The PSR did not rely on a bare arrest record. Ivory did not object to the inclusion of the other criminal offenses, and did not rebut the information in the PSR by showing it was unreliable. See Harris, 702 F.3d at 230. Accordingly, the court did not err by adopting the PSR without further inquiry, and by considering the offenses described in the PSR when deciding Ivory's sentence. See id.
To the extent he contends his sentence is substantively unreasonable, our review is for abuse of discretion because Ivory properly objected in district court. See Gall, 552 U.S. at 51. Ivory claims the court abused its discretion by imposing a sentence unreasonably disparate from that of his co-conspirator. As noted, the reasonableness of a sentence is reviewed for abuse of discretion. See Gall, 552 U.S. at 46.
In reviewing a substantive-reasonableness challenge, our court "applies a rebuttable presumption of reasonableness to a properly calculated, within- [G]uidelines sentence, such as" Ivory's.
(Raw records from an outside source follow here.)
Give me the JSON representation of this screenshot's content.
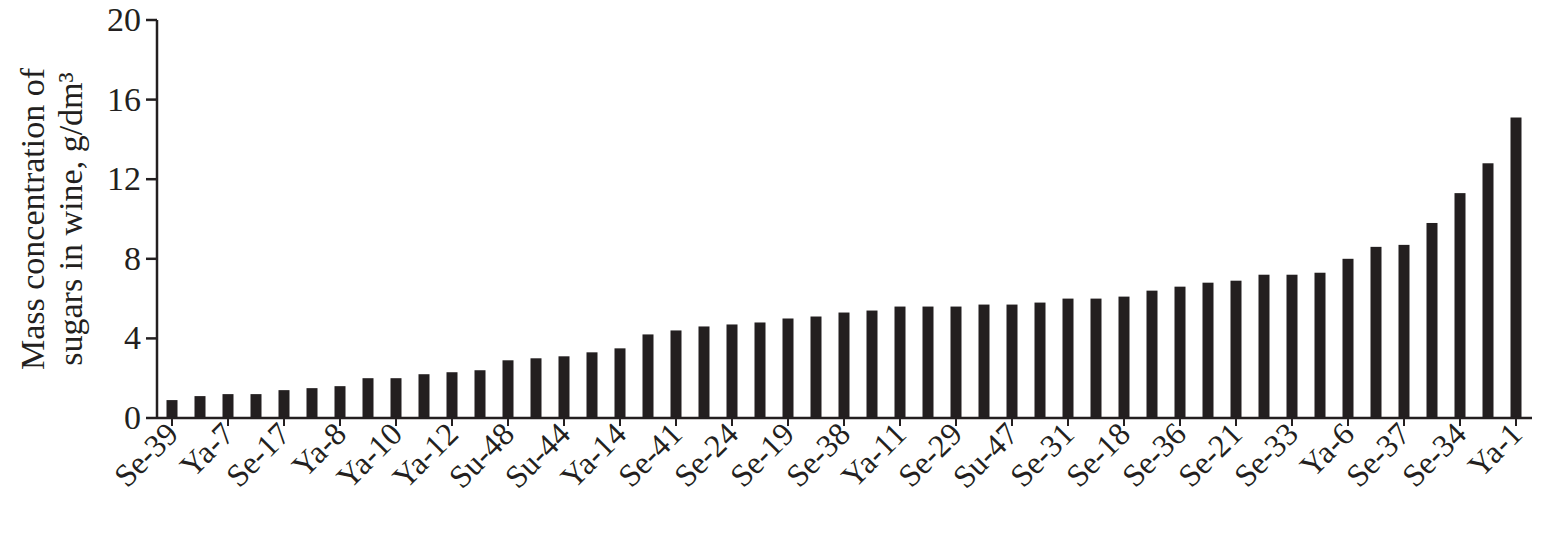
{
  "chart_data": {
    "type": "bar",
    "ylabel": [
      "Mass concentration of",
      "sugars in wine, g/dm³"
    ],
    "categories": [
      "Se-39",
      null,
      "Ya-7",
      null,
      "Se-17",
      null,
      "Ya-8",
      null,
      "Ya-10",
      null,
      "Ya-12",
      null,
      "Su-48",
      null,
      "Su-44",
      null,
      "Ya-14",
      null,
      "Se-41",
      null,
      "Se-24",
      null,
      "Se-19",
      null,
      "Se-38",
      null,
      "Ya-11",
      null,
      "Se-29",
      null,
      "Su-47",
      null,
      "Se-31",
      null,
      "Se-18",
      null,
      "Se-36",
      null,
      "Se-21",
      null,
      "Se-33",
      null,
      "Ya-6",
      null,
      "Se-37",
      null,
      "Se-34",
      null,
      "Ya-1"
    ],
    "values": [
      0.9,
      1.1,
      1.2,
      1.2,
      1.4,
      1.5,
      1.6,
      2.0,
      2.0,
      2.2,
      2.3,
      2.4,
      2.9,
      3.0,
      3.1,
      3.3,
      3.5,
      4.2,
      4.4,
      4.6,
      4.7,
      4.8,
      5.0,
      5.1,
      5.3,
      5.4,
      5.6,
      5.6,
      5.6,
      5.7,
      5.7,
      5.8,
      6.0,
      6.0,
      6.1,
      6.4,
      6.6,
      6.8,
      6.9,
      7.2,
      7.2,
      7.3,
      8.0,
      8.6,
      8.7,
      9.8,
      11.3,
      12.8,
      15.1
    ],
    "color": "#231f20",
    "ylim": [
      0,
      20
    ],
    "yticks": [
      0,
      4,
      8,
      12,
      16,
      20
    ],
    "grid": false
  }
}
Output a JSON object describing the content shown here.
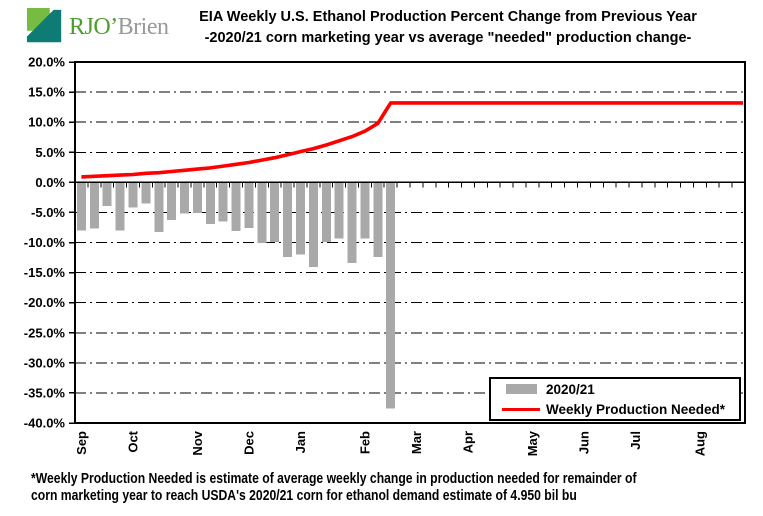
{
  "logo": {
    "brand_text_green": "RJO’",
    "brand_text_gray": "Brien",
    "colors": {
      "icon_green": "#76BC43",
      "icon_teal": "#0E7C74",
      "text_green": "#4E9D2D",
      "text_gray": "#97999B"
    }
  },
  "title": {
    "line1": "EIA Weekly U.S. Ethanol Production Percent Change from Previous Year",
    "line2": "-2020/21 corn marketing year vs average \"needed\" production change-"
  },
  "legend": {
    "bar_label": "2020/21",
    "line_label": "Weekly Production Needed*"
  },
  "footnote": {
    "line1": "*Weekly Production Needed is estimate of average weekly change in production needed for remainder of",
    "line2": "corn marketing year to reach USDA's 2020/21  corn for ethanol demand estimate of 4.950 bil bu"
  },
  "chart_data": {
    "type": "bar",
    "title": "EIA Weekly U.S. Ethanol Production Percent Change from Previous Year -2020/21 corn marketing year vs average \"needed\" production change-",
    "xlabel": "",
    "ylabel": "",
    "ylim": [
      -40,
      20
    ],
    "grid": "horizontal dash-dot every 5%",
    "legend_position": "bottom-right inside plot",
    "y_axis": {
      "min": -40,
      "max": 20,
      "step": 5,
      "tick_labels": [
        "20.0%",
        "15.0%",
        "10.0%",
        "5.0%",
        "0.0%",
        "-5.0%",
        "-10.0%",
        "-15.0%",
        "-20.0%",
        "-25.0%",
        "-30.0%",
        "-35.0%",
        "-40.0%"
      ]
    },
    "x_axis": {
      "month_labels": [
        "Sep",
        "Oct",
        "Nov",
        "Dec",
        "Jan",
        "Feb",
        "Mar",
        "Apr",
        "May",
        "Jun",
        "Jul",
        "Aug"
      ],
      "month_start_weeks": [
        0,
        4,
        9,
        13,
        17,
        22,
        26,
        30,
        35,
        39,
        43,
        48
      ],
      "total_weeks": 52
    },
    "series": [
      {
        "name": "2020/21",
        "type": "bar",
        "color": "#A9A9A9",
        "values": [
          -8.0,
          -7.7,
          -3.9,
          -8.0,
          -4.2,
          -3.5,
          -8.3,
          -6.3,
          -5.2,
          -5.1,
          -6.9,
          -6.5,
          -8.1,
          -7.6,
          -10.1,
          -9.9,
          -12.4,
          -12.0,
          -14.1,
          -9.9,
          -9.3,
          -13.4,
          -9.3,
          -12.4,
          -37.6
        ]
      },
      {
        "name": "Weekly Production Needed*",
        "type": "line",
        "color": "#FF0000",
        "values": [
          0.9,
          1.0,
          1.1,
          1.2,
          1.3,
          1.5,
          1.6,
          1.8,
          2.0,
          2.2,
          2.4,
          2.7,
          3.0,
          3.3,
          3.7,
          4.1,
          4.6,
          5.1,
          5.6,
          6.2,
          6.9,
          7.6,
          8.5,
          9.8,
          13.2
        ],
        "flat_extension_value": 13.2,
        "flat_extension_to_week": 52
      }
    ]
  }
}
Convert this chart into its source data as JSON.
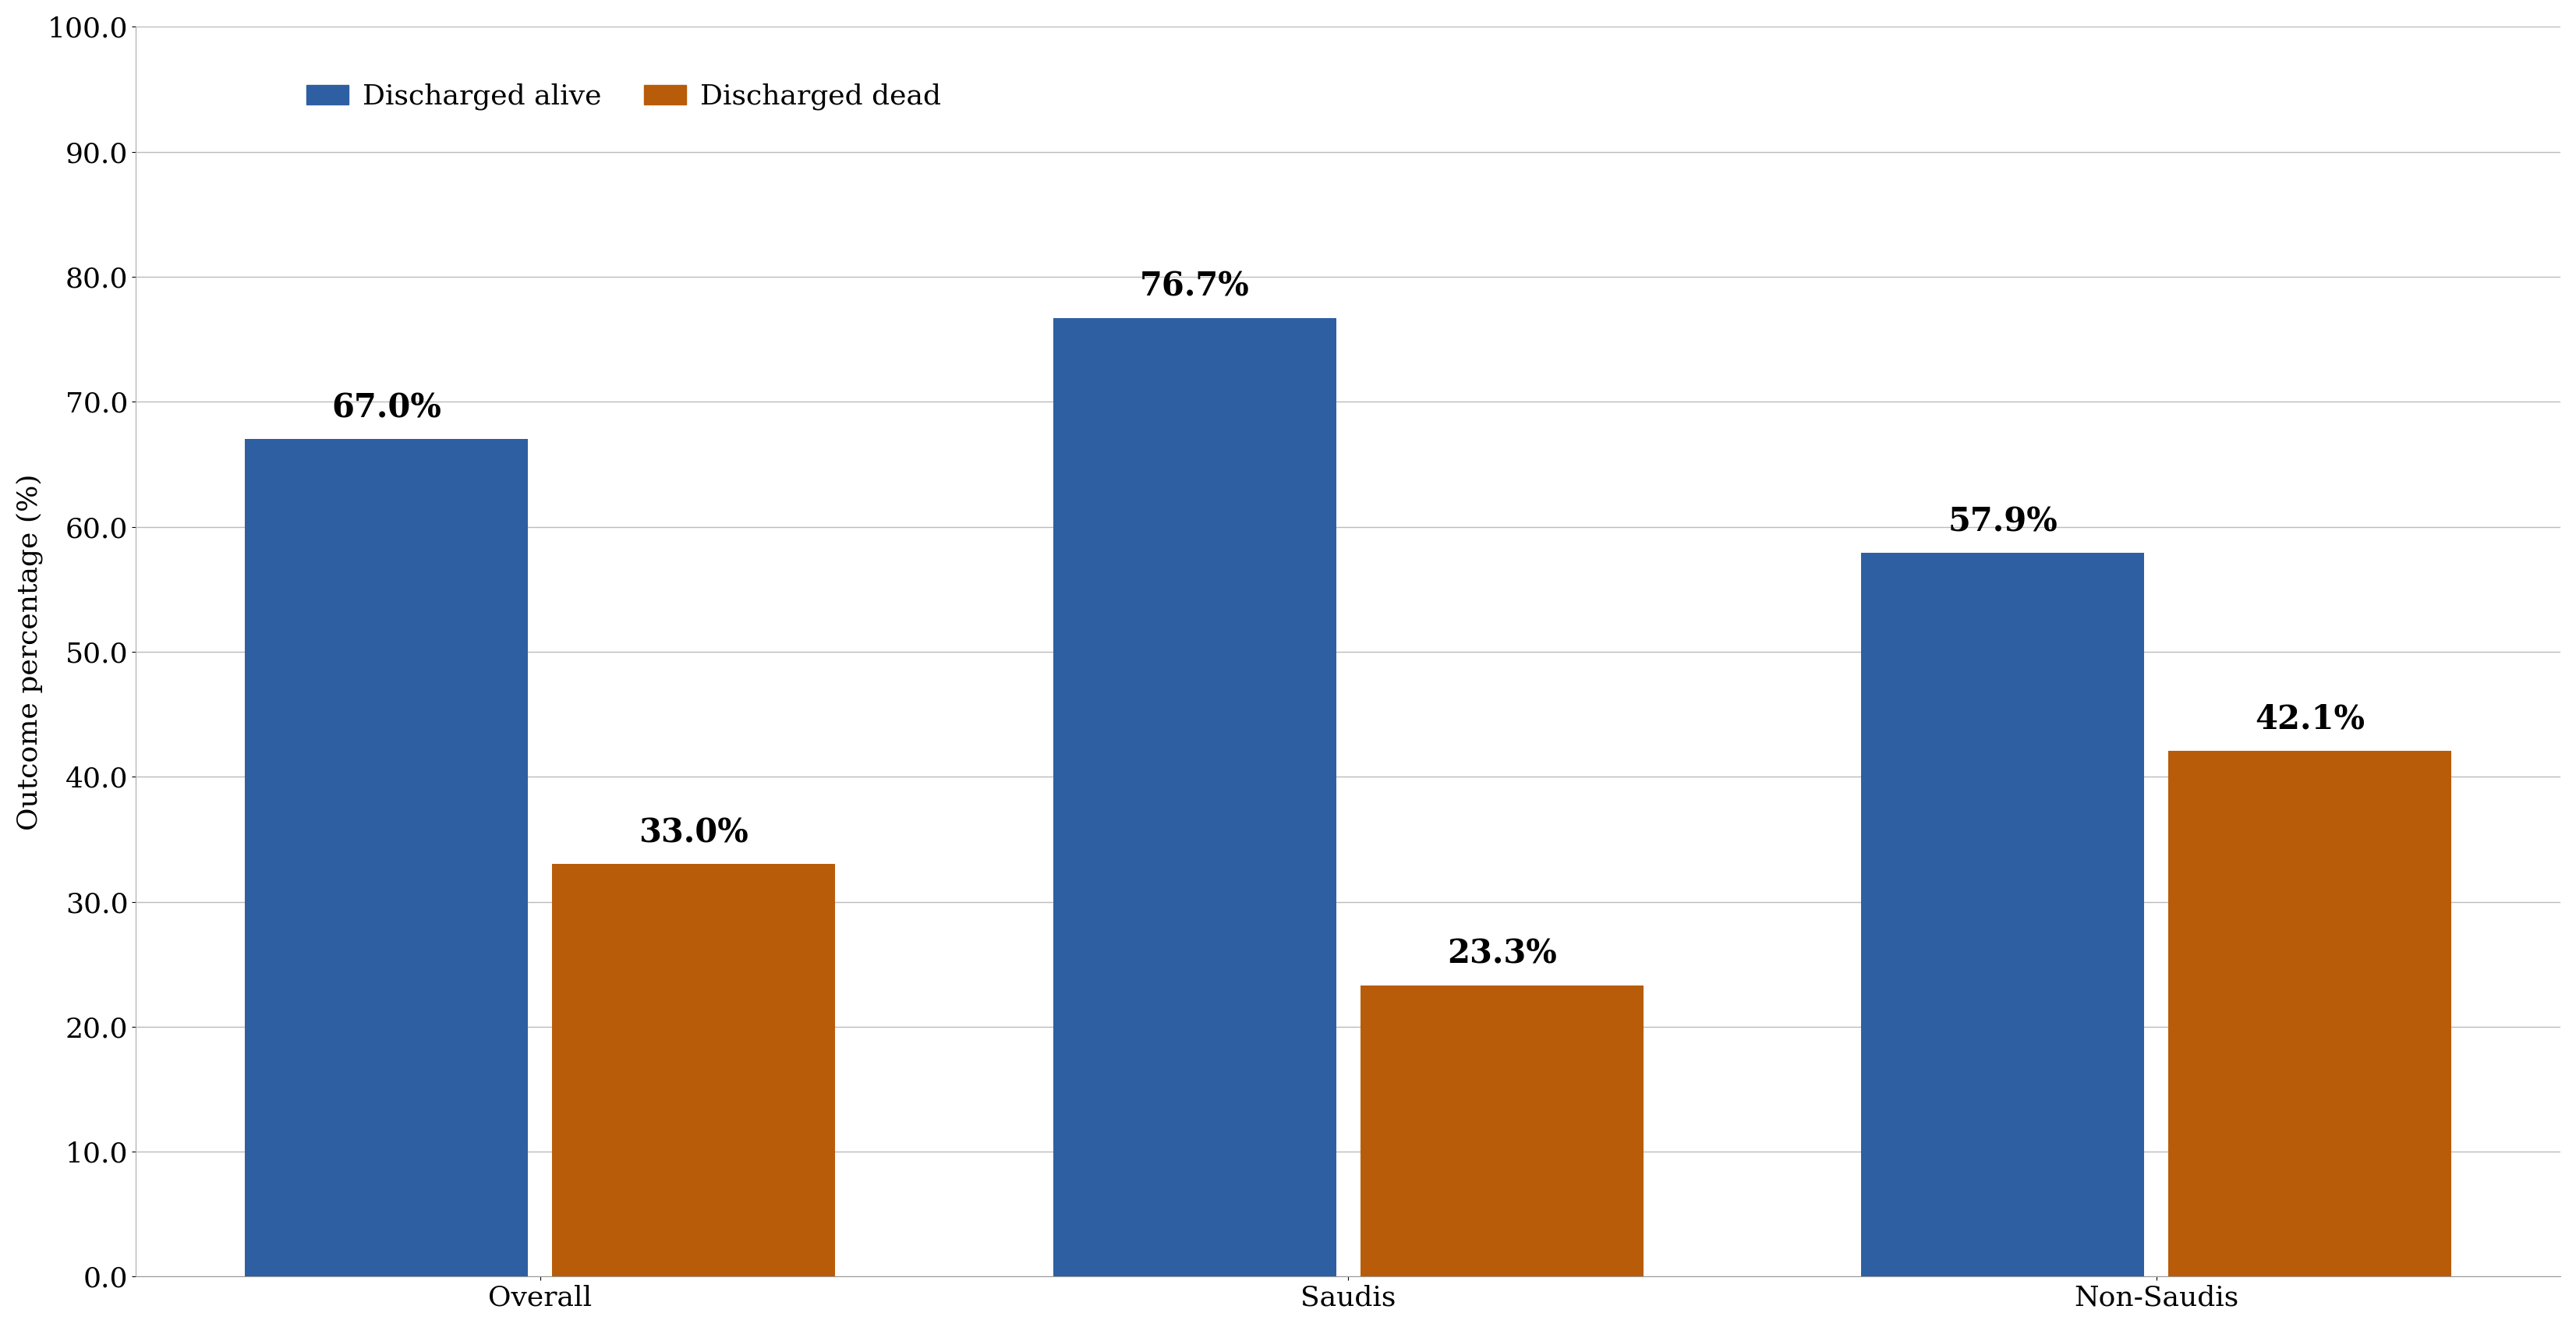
{
  "categories": [
    "Overall",
    "Saudis",
    "Non-Saudis"
  ],
  "discharged_alive": [
    67.0,
    76.7,
    57.9
  ],
  "discharged_dead": [
    33.0,
    23.3,
    42.1
  ],
  "alive_labels": [
    "67.0%",
    "76.7%",
    "57.9%"
  ],
  "dead_labels": [
    "33.0%",
    "23.3%",
    "42.1%"
  ],
  "bar_color_alive": "#2E5FA3",
  "bar_color_dead": "#B85C0A",
  "ylabel": "Outcome percentage (%)",
  "ylim": [
    0,
    100
  ],
  "yticks": [
    0.0,
    10.0,
    20.0,
    30.0,
    40.0,
    50.0,
    60.0,
    70.0,
    80.0,
    90.0,
    100.0
  ],
  "legend_alive": "Discharged alive",
  "legend_dead": "Discharged dead",
  "bar_width": 0.35,
  "background_color": "#ffffff",
  "grid_color": "#bbbbbb",
  "tick_fontsize": 26,
  "ylabel_fontsize": 26,
  "legend_fontsize": 26,
  "annotation_fontsize": 30
}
United States v. Cooks, 589 F.3d 173, 186 (5th Cir. 2009). "The presumption is rebutted only upon a showing that the sentence does not account for a factor that should receive significant weight, it gives significant weight to an irrelevant or improper factor, or it represents a clear error of judgment in balancing sentencing factors." Id.; see 18 U.S.C. § 3553(a). Section 3553(a)(6) instructs the district court to consider "the need to avoid unwarranted sentence disparities among defendants with similar records who have been found guilty of similar conduct".
Ivory has not demonstrated he and his co-conspirator were similarly situated. See Cisneros-Gutierrez, 517 F.3d at 767. Therefore, the court did not abuse its discretion by failing to consider disparities in the sentences of similarly-situated offenders. See Gall, 552 U.S. at 46.